There are somethings in life we absolutely should be bothered about; equality and education and health and our place in the world (especially here in the UK where Brexit is shaping up to be a right dogs breakfast, the government are seeking to curtail press freedom and have the sort of internet China does, amongst many many other deeply troubling issues), its good to be critical, but taking offence at works of fiction or cartoons or whatever the hell it is is aiming your ire in the wrong place.
Oh they can multitask, I love the passion and take no shit attitude of people in their teens and twenties have at the moment to take down everything. I don't remember it being like that for my generation, maybe not having the unifying thing of something like Twitter was a factor there as well. I hope they can keep it up, when you're fighting against the real dark evil consuming the world right now we need that strength and determination more than ever.

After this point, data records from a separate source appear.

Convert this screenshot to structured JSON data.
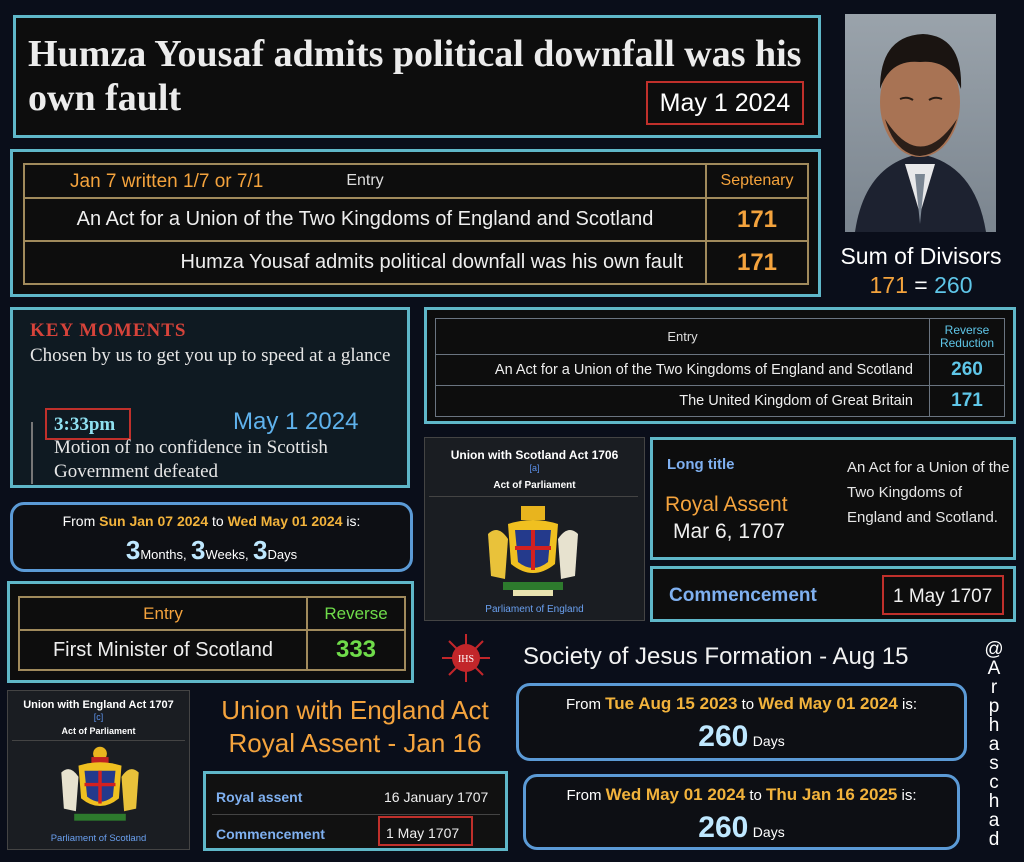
{
  "headline": {
    "title": "Humza Yousaf admits political downfall was his own fault",
    "date": "May 1 2024"
  },
  "table_septenary": {
    "header_note": "Jan 7 written 1/7 or 7/1",
    "col_entry": "Entry",
    "col_value": "Septenary",
    "rows": [
      {
        "entry": "An Act for a Union of the Two Kingdoms of England and Scotland",
        "value": "171"
      },
      {
        "entry": "Humza Yousaf admits political downfall was his own fault",
        "value": "171"
      }
    ]
  },
  "sum_divisors": {
    "label": "Sum of Divisors",
    "left": "171",
    "eq": "=",
    "right": "260"
  },
  "key_moments": {
    "heading": "KEY MOMENTS",
    "sub": "Chosen by us to get you up to speed at a glance",
    "time": "3:33pm",
    "date": "May 1 2024",
    "text": "Motion of no confidence in Scottish Government defeated"
  },
  "table_reverse_reduction": {
    "col_entry": "Entry",
    "col_value": "Reverse Reduction",
    "rows": [
      {
        "entry": "An Act for a Union of the Two Kingdoms of England and Scotland",
        "value": "260"
      },
      {
        "entry": "The United Kingdom of Great Britain",
        "value": "171"
      }
    ]
  },
  "calc1": {
    "from_label": "From",
    "from": "Sun Jan 07 2024",
    "to_label": "to",
    "to": "Wed May 01 2024",
    "is": "is:",
    "n1": "3",
    "u1": "Months,",
    "n2": "3",
    "u2": "Weeks,",
    "n3": "3",
    "u3": "Days"
  },
  "wiki_scotland": {
    "title": "Union with Scotland Act 1706",
    "note": "[a]",
    "type": "Act of Parliament",
    "parliament": "Parliament of England"
  },
  "long_title": {
    "label": "Long title",
    "text": "An Act for a Union of the Two Kingdoms of England and Scotland.",
    "assent_label": "Royal Assent",
    "assent_date": "Mar 6, 1707"
  },
  "commencement": {
    "label": "Commencement",
    "date": "1 May 1707"
  },
  "table_reverse": {
    "col_entry": "Entry",
    "col_value": "Reverse",
    "entry": "First Minister of Scotland",
    "value": "333"
  },
  "jesuits": {
    "text": "Society of Jesus Formation - Aug 15",
    "emblem": "IHS"
  },
  "handle": {
    "chars": [
      "@",
      "A",
      "r",
      "p",
      "h",
      "a",
      "s",
      "c",
      "h",
      "a",
      "d"
    ]
  },
  "calc2": {
    "from_label": "From",
    "from": "Tue Aug 15 2023",
    "to_label": "to",
    "to": "Wed May 01 2024",
    "is": "is:",
    "n": "260",
    "u": "Days"
  },
  "calc3": {
    "from_label": "From",
    "from": "Wed May 01 2024",
    "to_label": "to",
    "to": "Thu Jan 16 2025",
    "is": "is:",
    "n": "260",
    "u": "Days"
  },
  "wiki_england": {
    "title": "Union with England Act 1707",
    "note": "[c]",
    "type": "Act of Parliament",
    "parliament": "Parliament of Scotland"
  },
  "union_england": {
    "line1": "Union with England Act",
    "line2": "Royal Assent - Jan 16"
  },
  "royal_table": {
    "assent_label": "Royal assent",
    "assent_date": "16 January 1707",
    "comm_label": "Commencement",
    "comm_date": "1 May 1707"
  },
  "photo": {
    "alt": "portrait photo"
  }
}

And even if it's less important, never forget how important media is in shaping world views and how seeing people that look like you well represented can make a massive difference. We saw that this year with the ecstatic reaction to Wonder Woman and there's a similar build up to Black Panther. There was a great video the other day of several POC surrounding a poster with its one Caucasian Andy Serkis face on it and going "This is what it feels like for white people ALL THE TIME!" and dancing around with pure joy.